Center Contrastive Loss for Metric Learning
This addresses the problem of inefficient contrastive pair sampling in metric learning for researchers and practitioners, though it is incremental as it builds on existing contrastive and classification methods.
The paper tackles the challenge of sampling effective contrastive pairs in metric learning by proposing Center Contrastive Loss, which uses a class-wise center bank to compare with query data points, achieving state-of-the-art performance and faster convergence with a ResNet50 network.

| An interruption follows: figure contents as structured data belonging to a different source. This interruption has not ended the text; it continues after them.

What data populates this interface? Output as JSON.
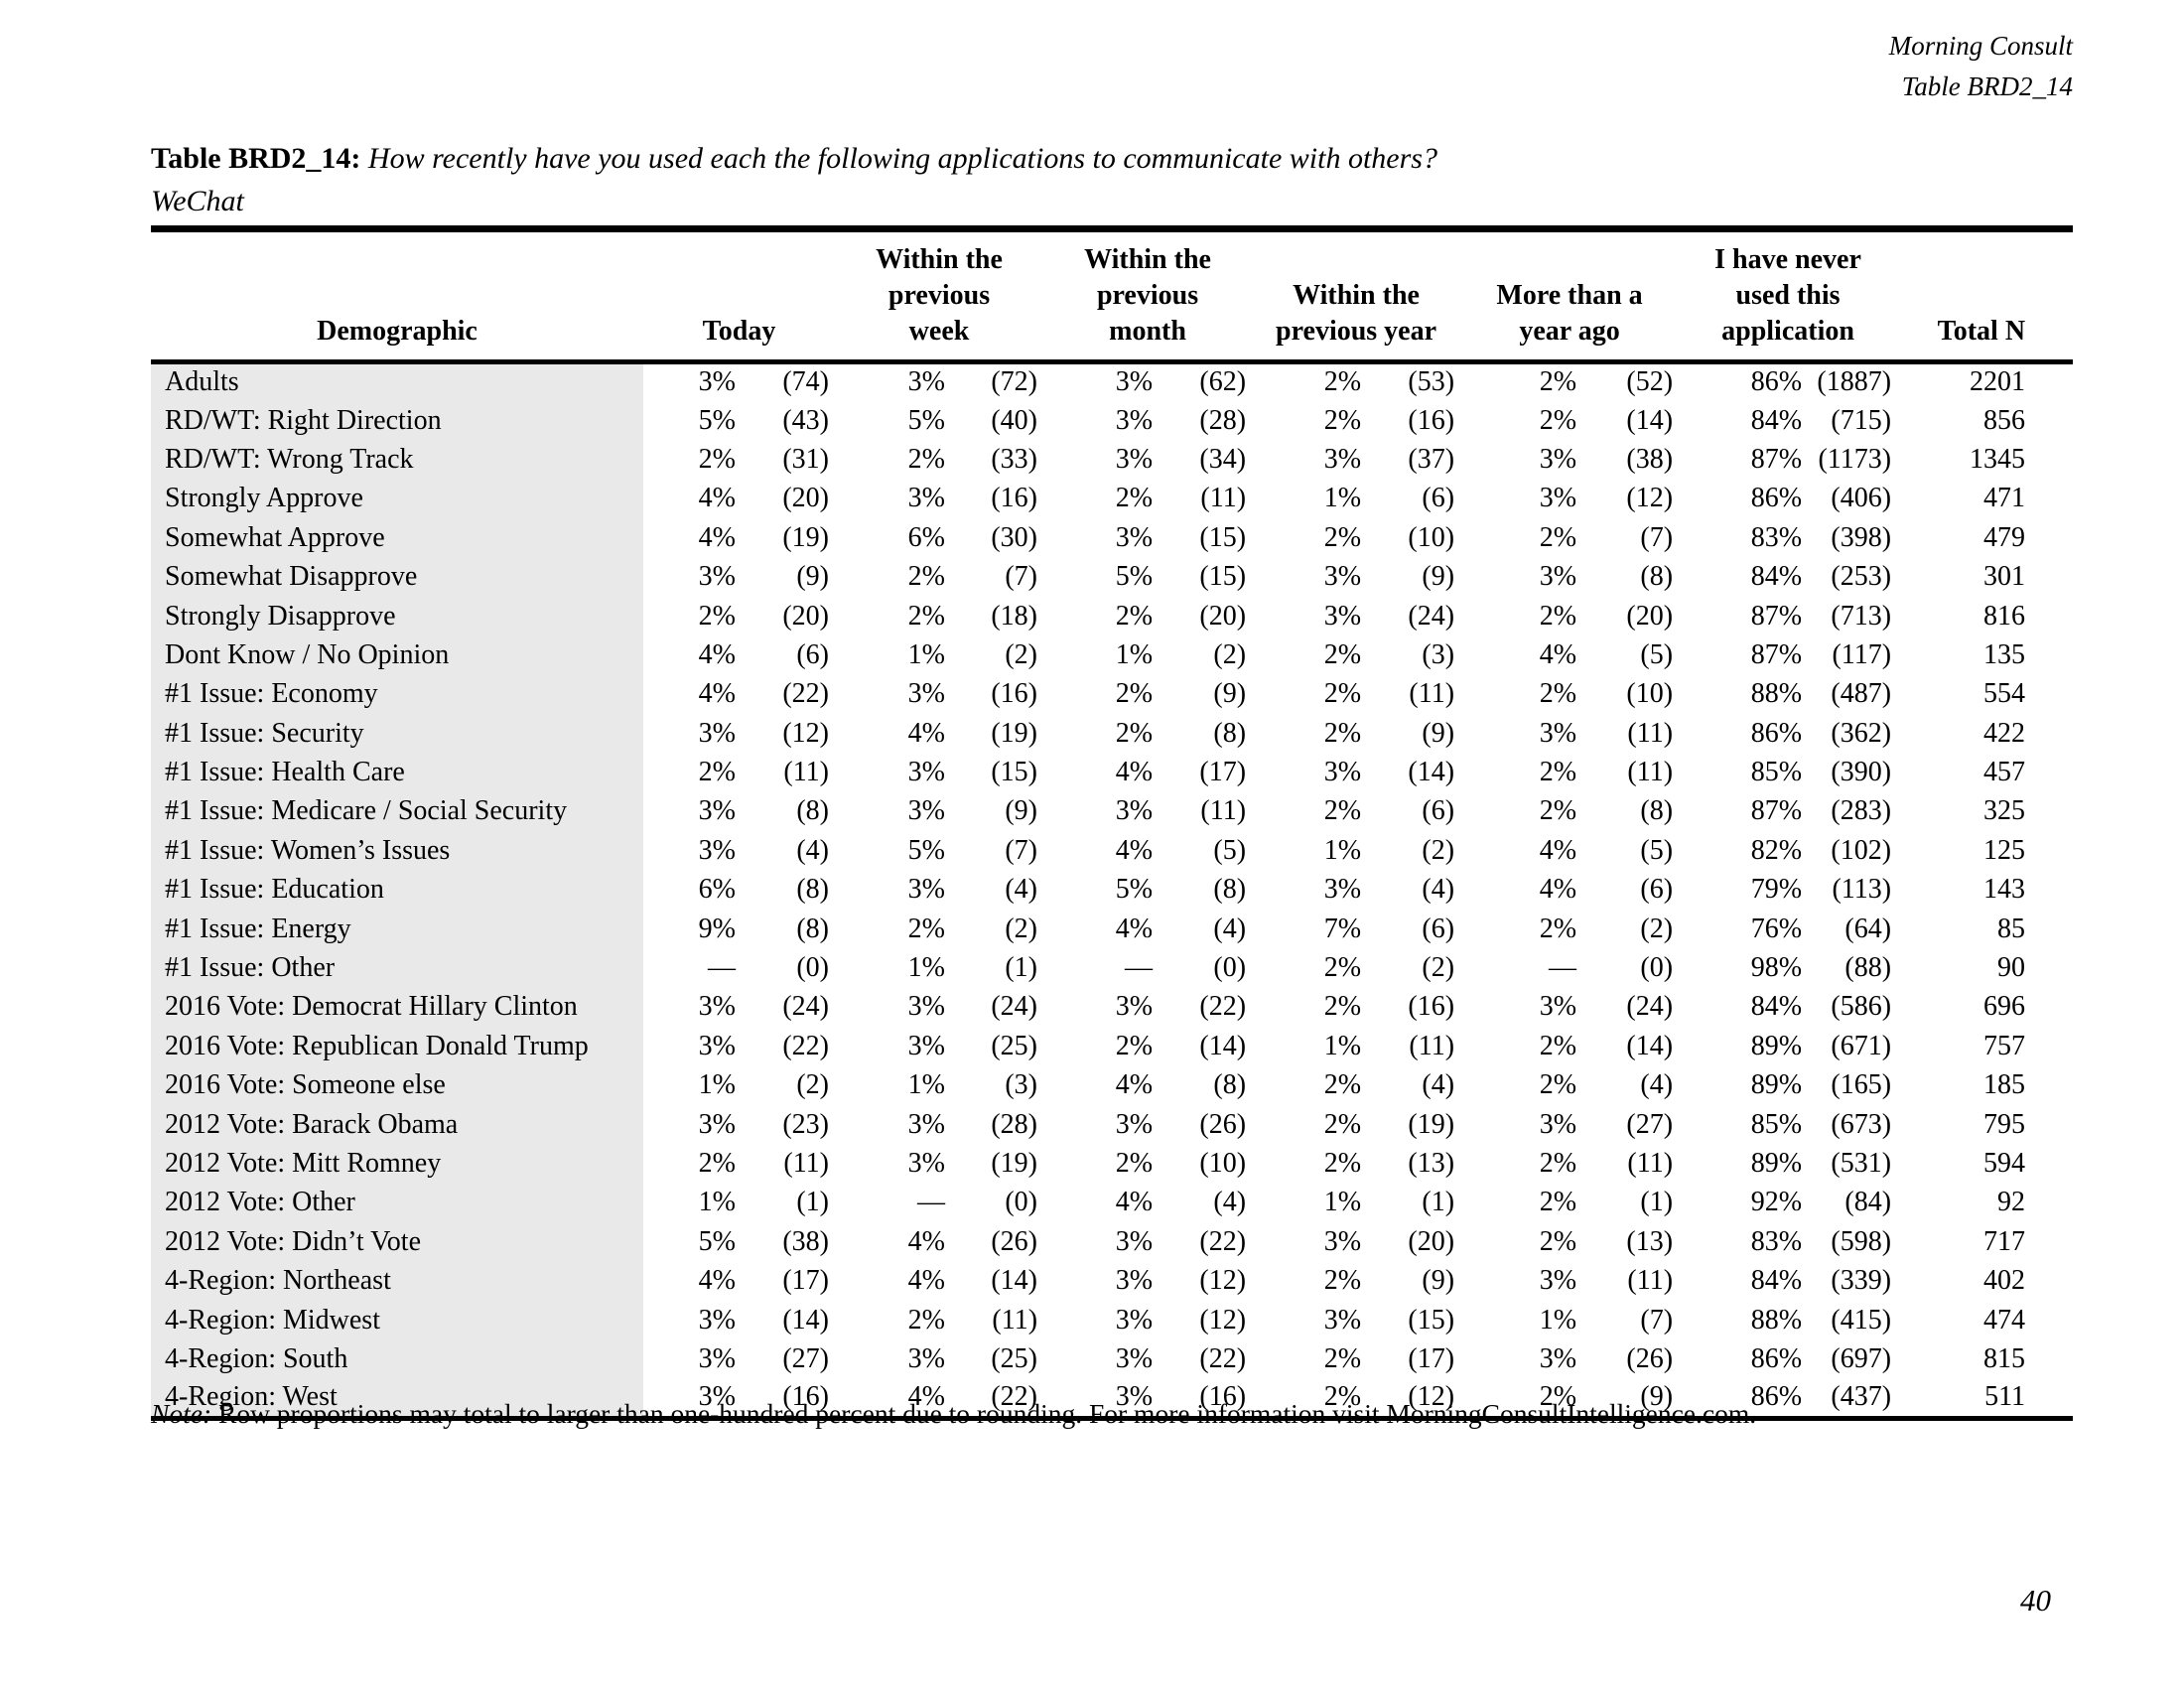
{
  "brand": {
    "line1": "Morning Consult",
    "line2": "Table BRD2_14"
  },
  "title": {
    "label": "Table BRD2_14:",
    "question": "How recently have you used each the following applications to communicate with others?",
    "subtitle": "WeChat"
  },
  "table": {
    "headers": {
      "demographic": "Demographic",
      "today": "Today",
      "week": "Within the\nprevious\nweek",
      "month": "Within the\nprevious\nmonth",
      "year": "Within the\nprevious year",
      "year_plus": "More than a\nyear ago",
      "never": "I have never\nused this\napplication",
      "total": "Total N"
    },
    "rows": [
      [
        "Adults",
        "3%",
        "(74)",
        "3%",
        "(72)",
        "3%",
        "(62)",
        "2%",
        "(53)",
        "2%",
        "(52)",
        "86%",
        "(1887)",
        "2201"
      ],
      [
        "RD/WT: Right Direction",
        "5%",
        "(43)",
        "5%",
        "(40)",
        "3%",
        "(28)",
        "2%",
        "(16)",
        "2%",
        "(14)",
        "84%",
        "(715)",
        "856"
      ],
      [
        "RD/WT: Wrong Track",
        "2%",
        "(31)",
        "2%",
        "(33)",
        "3%",
        "(34)",
        "3%",
        "(37)",
        "3%",
        "(38)",
        "87%",
        "(1173)",
        "1345"
      ],
      [
        "Strongly Approve",
        "4%",
        "(20)",
        "3%",
        "(16)",
        "2%",
        "(11)",
        "1%",
        "(6)",
        "3%",
        "(12)",
        "86%",
        "(406)",
        "471"
      ],
      [
        "Somewhat Approve",
        "4%",
        "(19)",
        "6%",
        "(30)",
        "3%",
        "(15)",
        "2%",
        "(10)",
        "2%",
        "(7)",
        "83%",
        "(398)",
        "479"
      ],
      [
        "Somewhat Disapprove",
        "3%",
        "(9)",
        "2%",
        "(7)",
        "5%",
        "(15)",
        "3%",
        "(9)",
        "3%",
        "(8)",
        "84%",
        "(253)",
        "301"
      ],
      [
        "Strongly Disapprove",
        "2%",
        "(20)",
        "2%",
        "(18)",
        "2%",
        "(20)",
        "3%",
        "(24)",
        "2%",
        "(20)",
        "87%",
        "(713)",
        "816"
      ],
      [
        "Dont Know / No Opinion",
        "4%",
        "(6)",
        "1%",
        "(2)",
        "1%",
        "(2)",
        "2%",
        "(3)",
        "4%",
        "(5)",
        "87%",
        "(117)",
        "135"
      ],
      [
        "#1 Issue: Economy",
        "4%",
        "(22)",
        "3%",
        "(16)",
        "2%",
        "(9)",
        "2%",
        "(11)",
        "2%",
        "(10)",
        "88%",
        "(487)",
        "554"
      ],
      [
        "#1 Issue: Security",
        "3%",
        "(12)",
        "4%",
        "(19)",
        "2%",
        "(8)",
        "2%",
        "(9)",
        "3%",
        "(11)",
        "86%",
        "(362)",
        "422"
      ],
      [
        "#1 Issue: Health Care",
        "2%",
        "(11)",
        "3%",
        "(15)",
        "4%",
        "(17)",
        "3%",
        "(14)",
        "2%",
        "(11)",
        "85%",
        "(390)",
        "457"
      ],
      [
        "#1 Issue: Medicare / Social Security",
        "3%",
        "(8)",
        "3%",
        "(9)",
        "3%",
        "(11)",
        "2%",
        "(6)",
        "2%",
        "(8)",
        "87%",
        "(283)",
        "325"
      ],
      [
        "#1 Issue: Women’s Issues",
        "3%",
        "(4)",
        "5%",
        "(7)",
        "4%",
        "(5)",
        "1%",
        "(2)",
        "4%",
        "(5)",
        "82%",
        "(102)",
        "125"
      ],
      [
        "#1 Issue: Education",
        "6%",
        "(8)",
        "3%",
        "(4)",
        "5%",
        "(8)",
        "3%",
        "(4)",
        "4%",
        "(6)",
        "79%",
        "(113)",
        "143"
      ],
      [
        "#1 Issue: Energy",
        "9%",
        "(8)",
        "2%",
        "(2)",
        "4%",
        "(4)",
        "7%",
        "(6)",
        "2%",
        "(2)",
        "76%",
        "(64)",
        "85"
      ],
      [
        "#1 Issue: Other",
        "—",
        "(0)",
        "1%",
        "(1)",
        "—",
        "(0)",
        "2%",
        "(2)",
        "—",
        "(0)",
        "98%",
        "(88)",
        "90"
      ],
      [
        "2016 Vote: Democrat Hillary Clinton",
        "3%",
        "(24)",
        "3%",
        "(24)",
        "3%",
        "(22)",
        "2%",
        "(16)",
        "3%",
        "(24)",
        "84%",
        "(586)",
        "696"
      ],
      [
        "2016 Vote: Republican Donald Trump",
        "3%",
        "(22)",
        "3%",
        "(25)",
        "2%",
        "(14)",
        "1%",
        "(11)",
        "2%",
        "(14)",
        "89%",
        "(671)",
        "757"
      ],
      [
        "2016 Vote: Someone else",
        "1%",
        "(2)",
        "1%",
        "(3)",
        "4%",
        "(8)",
        "2%",
        "(4)",
        "2%",
        "(4)",
        "89%",
        "(165)",
        "185"
      ],
      [
        "2012 Vote: Barack Obama",
        "3%",
        "(23)",
        "3%",
        "(28)",
        "3%",
        "(26)",
        "2%",
        "(19)",
        "3%",
        "(27)",
        "85%",
        "(673)",
        "795"
      ],
      [
        "2012 Vote: Mitt Romney",
        "2%",
        "(11)",
        "3%",
        "(19)",
        "2%",
        "(10)",
        "2%",
        "(13)",
        "2%",
        "(11)",
        "89%",
        "(531)",
        "594"
      ],
      [
        "2012 Vote: Other",
        "1%",
        "(1)",
        "—",
        "(0)",
        "4%",
        "(4)",
        "1%",
        "(1)",
        "2%",
        "(1)",
        "92%",
        "(84)",
        "92"
      ],
      [
        "2012 Vote: Didn’t Vote",
        "5%",
        "(38)",
        "4%",
        "(26)",
        "3%",
        "(22)",
        "3%",
        "(20)",
        "2%",
        "(13)",
        "83%",
        "(598)",
        "717"
      ],
      [
        "4-Region: Northeast",
        "4%",
        "(17)",
        "4%",
        "(14)",
        "3%",
        "(12)",
        "2%",
        "(9)",
        "3%",
        "(11)",
        "84%",
        "(339)",
        "402"
      ],
      [
        "4-Region: Midwest",
        "3%",
        "(14)",
        "2%",
        "(11)",
        "3%",
        "(12)",
        "3%",
        "(15)",
        "1%",
        "(7)",
        "88%",
        "(415)",
        "474"
      ],
      [
        "4-Region: South",
        "3%",
        "(27)",
        "3%",
        "(25)",
        "3%",
        "(22)",
        "2%",
        "(17)",
        "3%",
        "(26)",
        "86%",
        "(697)",
        "815"
      ],
      [
        "4-Region: West",
        "3%",
        "(16)",
        "4%",
        "(22)",
        "3%",
        "(16)",
        "2%",
        "(12)",
        "2%",
        "(9)",
        "86%",
        "(437)",
        "511"
      ]
    ]
  },
  "note": {
    "prefix": "Note:",
    "text": "Row proportions may total to larger than one-hundred percent due to rounding. For more information visit MorningConsultIntelligence.com."
  },
  "page_number": "40"
}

Contrastive learning is a major studied topic in metric learning. However, sampling effective contrastive pairs remains a challenge due to factors such as limited batch size, imbalanced data distribution, and the risk of overfitting. In this paper, we propose a novel metric learning function called Center Contrastive Loss, which maintains a class-wise center bank and compares the category centers with the query data points using a contrastive loss. The center bank is updated in real-time to boost model convergence without the need for well-designed sample mining. The category centers are well-optimized classification proxies to re-balance the supervisory signal of each class. Furthermore, the proposed loss combines the advantages of both contrastive and classification methods by reducing intra-class variations and enhancing inter-class differences to improve the discriminative power of embeddings. Our experimental results, as shown in Figure 1, demonstrate that a standard network (ResNet50) trained with our loss achieves state-of-the-art performance and faster convergence.